Nie lubił, kiedy Zenitsu tak się nią zachwycał. Oczywiście, była piękna, kochana i cudowna, ale ta obsesja była niezdrowa. Nezuko jej nie lubiła. Tanijrou nie lubił, kiedy Zenitsu tak się czepiał dziewczyn. Może to i było zabawne, ale też uciążliwe. Nie chciał pozwolić, żeby jakaś kobieta została skrzywdzona przez takiego nietaktownego…

Zenitsu się zatrzymał i przestał nawoływać.

- Tanjirou? Co jest?

- Hmm? Coś się stało?

- Bo-boisz się? - Zenitsu złapał się nerwowo za włosy, już prawie płacząc. - Jeśli- jeśli ty się boisz, to co ja mam…? Aaa! Nie wytrzymam! To za straszneee! Nezuko! Tanjirou…!

- O czym ty mówisz? Nie boję się, nie martw się. To zwykły demon, nic wielkiego. Przynajmniej w porównaniu do dwunastki.
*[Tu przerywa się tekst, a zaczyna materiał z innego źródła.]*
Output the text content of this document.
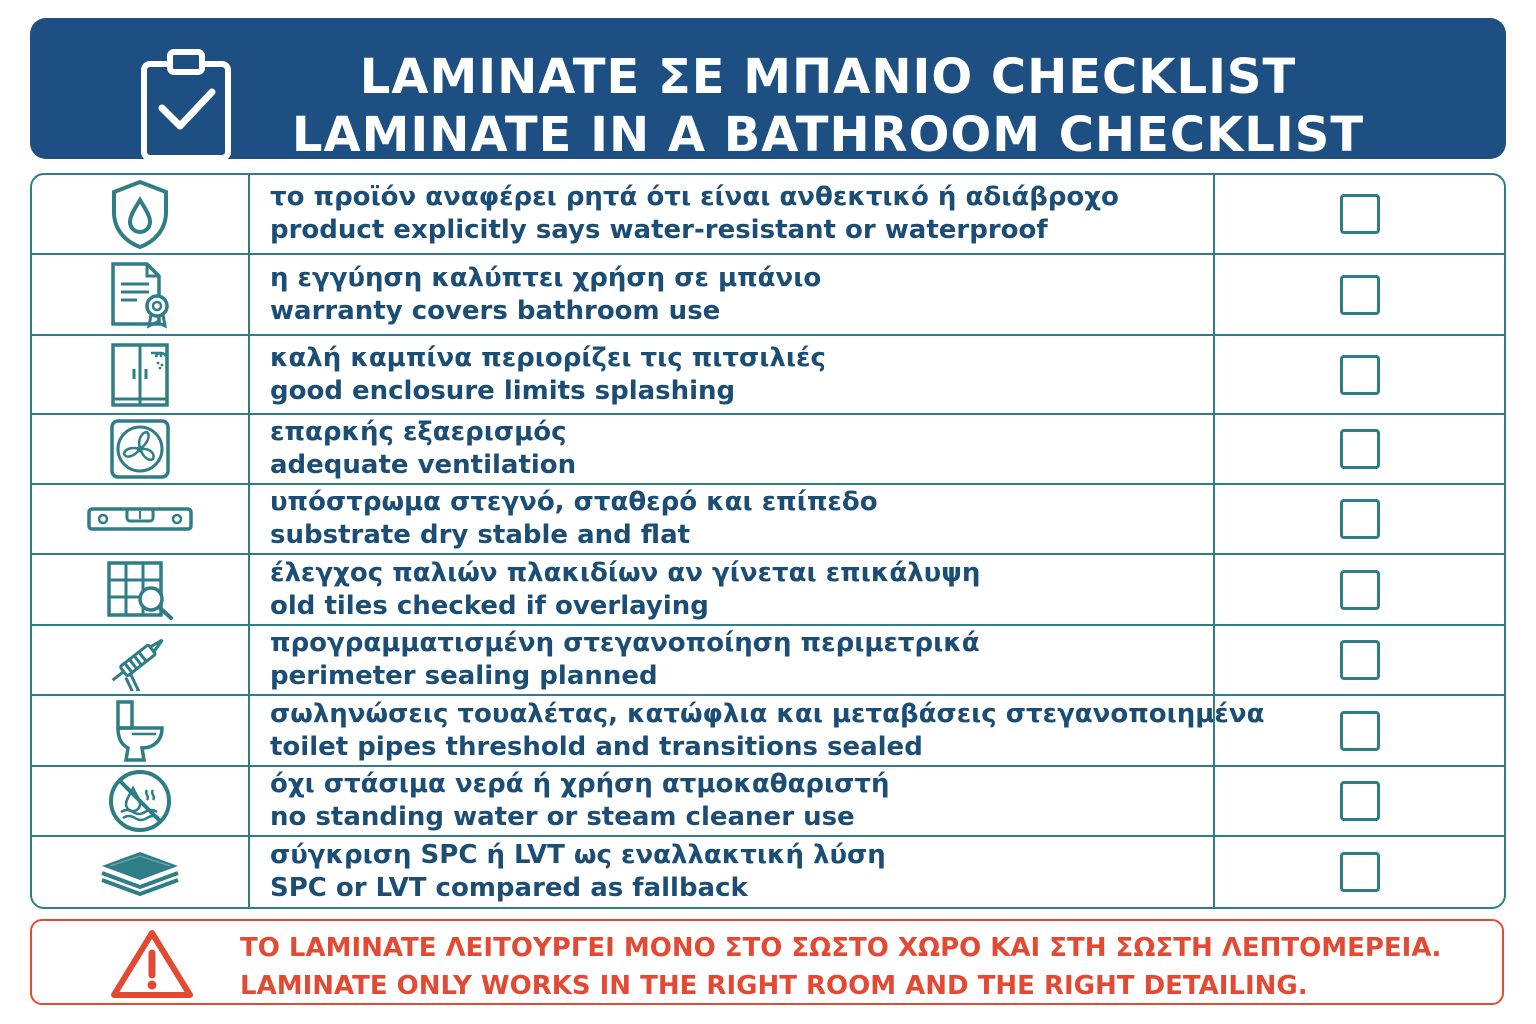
LAMINATE ΣΕ ΜΠΑΝΙΟ CHECKLIST
LAMINATE IN A BATHROOM CHECKLIST
το προϊόν αναφέρει ρητά ότι είναι ανθεκτικό ή αδιάβροχο
product explicitly says water-resistant or waterproof
η εγγύηση καλύπτει χρήση σε μπάνιο
warranty covers bathroom use
καλή καμπίνα περιορίζει τις πιτσιλιές
good enclosure limits splashing
επαρκής εξαερισμός
adequate ventilation
υπόστρωμα στεγνό, σταθερό και επίπεδο
substrate dry stable and flat
έλεγχος παλιών πλακιδίων αν γίνεται επικάλυψη
old tiles checked if overlaying
προγραμματισμένη στεγανοποίηση περιμετρικά
perimeter sealing planned
σωληνώσεις τουαλέτας, κατώφλια και μεταβάσεις στεγανοποιημένα
toilet pipes threshold and transitions sealed
όχι στάσιμα νερά ή χρήση ατμοκαθαριστή
no standing water or steam cleaner use
σύγκριση SPC ή LVT ως εναλλακτική λύση
SPC or LVT compared as fallback
ΤΟ LAMINATE ΛΕΙΤΟΥΡΓΕΙ ΜΟΝΟ ΣΤΟ ΣΩΣΤΟ ΧΩΡΟ ΚΑΙ ΣΤΗ ΣΩΣΤΗ ΛΕΠΤΟΜΕΡΕΙΑ.
LAMINATE ONLY WORKS IN THE RIGHT ROOM AND THE RIGHT DETAILING.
Brawo, powiedział sobie Tanjirou. Bardzo pocieszające. Uśmiechnął się do Zenitsu, mając nadzieję, że nadrobi miną.

Po zapachu wyczuł, że to spowodowało tylko więcej nerwów.

- Przecież słyszę tak wyraźnie… - Zenitsu otarł łzy. - Serce ci tak mocno bije. Z czego innego miałoby, jeśli nie ze strachu? W końcu jest tak ciemno i cicho, jakby cały świat dostał zawału i umarł.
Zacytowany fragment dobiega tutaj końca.